The Varsity Outdoors Club (VOC) was hosting Climbing Night as part of the Vancouver International Mountain Film Festival (VIMFF) and as such, everyone was dressed in their nicest well-worn Arcteryx jackets.
I was trading reading week shenanigans and Spring climbing plans with my belay partner when the theatre doors opened and we found our seats. We were there to see the very best climbing films of 2019 and get psyched for the upcoming season.
The first short film follows Raheim Robinson dreaming of warmer days on his morning commute. We follow him as he descends onto a busy subway platform and dozes off on the train, which cuts to a dream sequence of Raheim making his way through a forest with a bouldering pad on a slow and sunny afternoon.
Josh Greenwood, the director, captures the restlessness I often feel when I get caught up in the campus bubble, hemmed in by classes and responsibilities. As we follow Raheim bouldering alone, we are entranced by the quietness of it all, only to be jerked away by the shudder of the subway car back in reality.
If you feel overwhelmed with the campus bustle, find yourself a sunny day to walk out to the flagpole by the Rose Gardens. Look North towards the mountains and imagine yourself walking through those old growth forests. Imagine what the cool air smells like and how the forest loam might shift softly under your feet as you pick your way along the trees — and just for a second, escape.
The second film of the evening, Speak To Me Softly by Henna Taylor, deals with the barrage of negative thoughts that seek to bring us down when we’re on the wall.
Whether you’re just starting out or you’re a trained professional, nearly everyone is out there climbing as hard as they can and Taylor’s film deals with the frustrations and doubt that follow us. What if I’m too weak, what if I’m not good enough, what if I fall and get myself hurt? These doubts can make you panic and put yourself in danger.
Taylor’s short explores how we’ve all felt that way and the need to centre ourselves to make our way up the pitch. In this way, Taylor digs to the heart of why we climb: it is empowering to do what we thought we could not.
The third event of the evening was a presentation by local climbers Kim and Graham McGrenere on their recent trip to Armenia, where they help in the climbing development effort and expand the number of routes present in the country.
Kim and Graham, both of whom are world class climbers in their own right, explained how we take for granted all the climbing we hold so dear here in Vancouver.
It took the community decades to clean the granite faces with brushes, find safe routes up the Squamish cliffs, drill bolts in the wall for safety, compile and organize all the routes into guidebooks and work with local and provincial governments to maintain access to all the climbing areas.
The original climbers were never paid for their efforts, but they built a community of like-minded people who come together and enjoy the outdoors.
Kim and Graham expressed a yearning to give back and help the budding Armenian climbing community find their footing, as the couple traveled to the country for four weeks to set 22 new routes in Dilijan National Park.
Graham set and subsequently climbed the hardest route in Armenia, which will surely attract international climbers to try their shot. Together, the couple and several local groups built the beginnings of a community and took the first step to make the cliffs more accessible for the Armenian locals.

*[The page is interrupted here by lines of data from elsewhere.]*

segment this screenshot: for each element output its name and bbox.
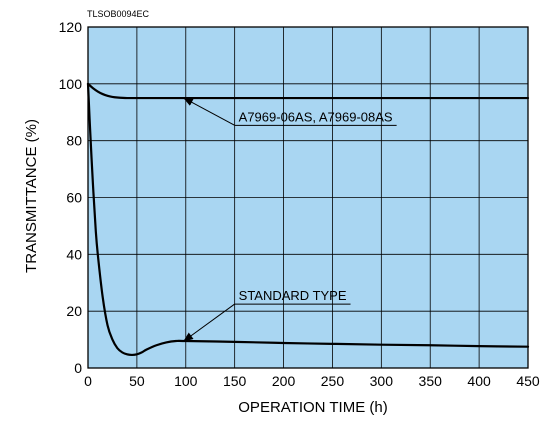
x-tick-label: 0	[84, 373, 92, 389]
annotation-label: STANDARD TYPE	[239, 288, 347, 303]
x-tick-label: 200	[272, 373, 296, 389]
y-tick-label: 20	[66, 303, 82, 319]
x-axis-label: OPERATION TIME (h)	[238, 399, 387, 416]
x-tick-label: 100	[174, 373, 198, 389]
x-tick-label: 250	[321, 373, 345, 389]
annotation-label: A7969-06AS, A7969-08AS	[239, 109, 393, 124]
x-tick-label: 400	[467, 373, 491, 389]
x-tick-label: 450	[516, 373, 540, 389]
y-tick-label: 0	[74, 360, 82, 376]
x-tick-label: 350	[419, 373, 443, 389]
figure-code: TLSOB0094EC	[87, 9, 150, 19]
y-tick-label: 80	[66, 133, 82, 149]
x-tick-label: 150	[223, 373, 247, 389]
x-tick-label: 300	[370, 373, 394, 389]
y-tick-label: 120	[59, 19, 83, 35]
y-tick-label: 60	[66, 190, 82, 206]
y-axis-label: TRANSMITTANCE (%)	[23, 119, 40, 273]
y-tick-label: 40	[66, 246, 82, 262]
x-tick-label: 50	[129, 373, 145, 389]
y-tick-label: 100	[59, 76, 83, 92]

Kim talked about how climbing is an equalizer. It doesn’t matter who you are or how strong you are — when you push yourself up the cliff, you are empowering yourself. She talked about her proudest moments of belaying a young Armenian girl to the top of a newly set climb and showing the girl that she can do anything.
For Kim, she believes the achievement won’t be left forgotten on the crags of Dilijan, but will instead follow that young girl throughout her life, whispering in her heart: “You can do this.”
The final film followed Jesse Dufton as he attempts to climb the impressive Man of Hoy sea stack in north Scotland. Born with only 20 per cent of his central vision due to a rare genetic condition, Jesse never let his eyesight prevent him from tying in on the sharp end of the rope.
As his condition progressed, he slowly lost the remainder of his vision but continued leading routes and training in his basement. He communicates with his fiancée Molly, who belays him and tells him where to place gear with an earpiece.
As Jesse makes his way up the four pitches of Man of Hoy, he is often out of sight of his fiancée and must simply trust that he can follow the path of least resistance up ledges and towards the belay stations.
The camera crew around him is visibly nervous as the sun begins to slowly set. Just as the light of day begins to fade, Jesse makes the summit and makes history.
Jesse’s feat is incredible. While thousands of people have climbed the Man of Hoy and thousands more might climb it again, nobody has pushed the boundaries of the sea stack quite like Jesse has.
The final moments of the film capture the essence of why any of us climb: we are doing it to be better than ourselves and to rise above our problems, situations or anything else that might conspire to keep us down. We scratch and claw our way up to the summit because that’s what makes us powerful.